Personal information
- Born: 10 January 1949 (age 77) Pälkäne, Finland

Sport
- Country: Finland
- Sport: Track and field, Cross-country skiing, Biathlon
- Disability: Polio

Achievements and titles
- Paralympic finals: 1980–2002 (Winter), 1984–1988 (Summer)

Medal record
Men's track and field, Cross-country skiing, Biathlon
Representing Finland
Paralympic Games
| Gold medal – first place | 1980 Geilo | Cross-country skiing |
| Gold medal – first place | 1984 Innsbruck | Cross-country skiing |
| Gold medal – first place | 1984 New York/Stoke Mandeville | 400 m, 1500 m |
| Gold medal – first place | 1988 Innsbruck | Cross-country skiing, Biathlon |
| Gold medal – first place | 1992 Tignes-Albertville | Cross-country skiing, Biathlon |
| Gold medal – first place | 1994 Lillehammer | Cross-country skiing |
| Silver medal – second place | 1984 Innsbruck | Cross-country skiing |
| Silver medal – second place | 1988 Innsbruck | Cross-country skiing |
| Silver medal – second place | 1992 Tignes-Albertville | Cross-country skiing |
| Silver medal – second place | 1994 Lillehammer | Cross-country skiing |

= Jouko Grip =

Finnish Paralympic athlete (born 1949)

Jouko Grip (born 10 January 1949 in Pälkäne) is a Paralympic athlete who has won medals in both the Summer and Winter Games.
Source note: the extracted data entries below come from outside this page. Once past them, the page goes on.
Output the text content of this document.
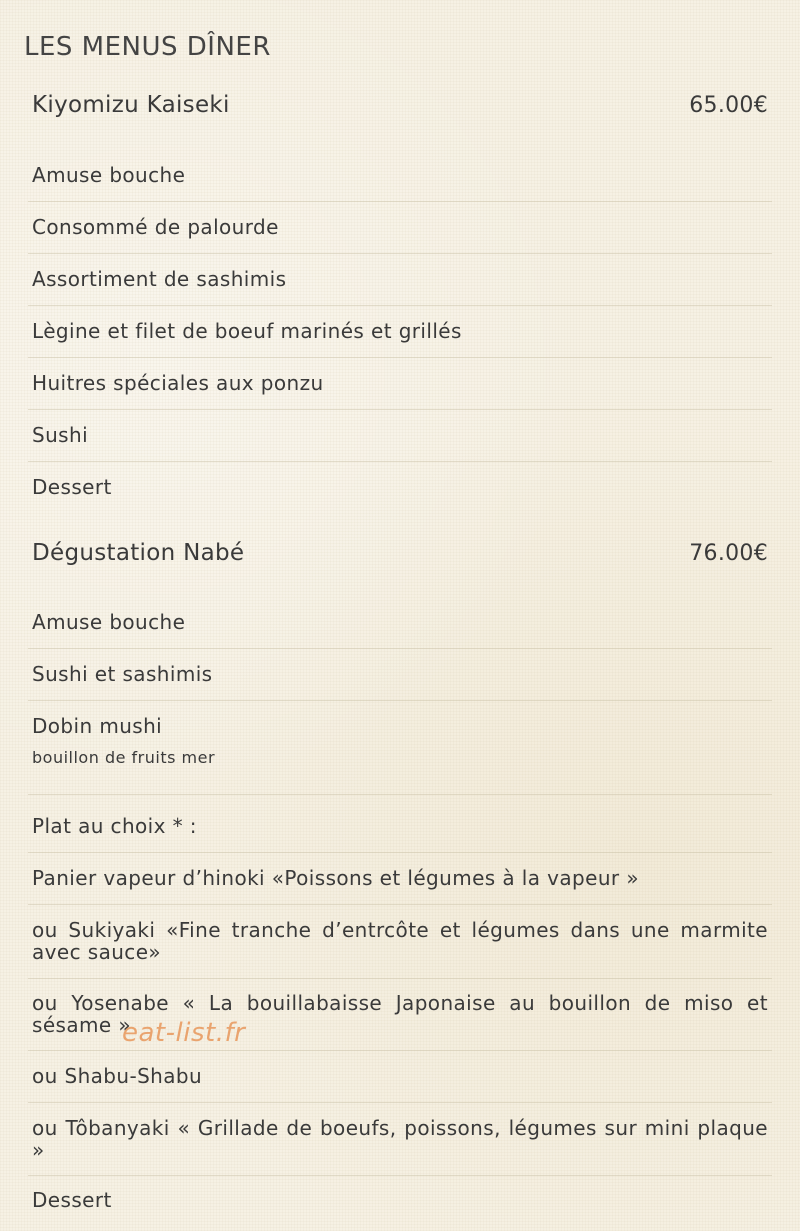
LES MENUS DÎNER
Kiyomizu Kaiseki	65.00€
Amuse bouche
Consommé de palourde
Assortiment de sashimis
Lègine et filet de boeuf marinés et grillés
Huitres spéciales aux ponzu
Sushi
Dessert
Dégustation Nabé	76.00€
Amuse bouche
Sushi et sashimis
Dobin mushi
bouillon de fruits mer
Plat au choix * :
Panier vapeur d’hinoki «Poissons et légumes à la vapeur »
ou Sukiyaki «Fine tranche d’entrcôte et légumes dans une marmite avec sauce»
ou Yosenabe « La bouillabaisse Japonaise au bouillon de miso et sésame »
ou Shabu-Shabu
ou Tôbanyaki « Grillade de boeufs, poissons, légumes sur mini plaque »
Dessert
eat-list.fr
Most of his medals were in Nordic skiing. He is Finnish and has polio in his left hand. In 2006 he was inducted into the Paralympic Hall of Fame. He competed at the Summer Paralympics twice, in 1984 and 1988, and participated in track and field athletics both times, winning two gold medals in the 400 and 1500 metre races in 1984. He competed in seven consecutive Winter Paralympics, from 1980 to 2002, and won a total of ten gold and five silver medals. Two of his winter gold medals were won in the biathlon and the remainder of his winter medals were from cross-country skiing.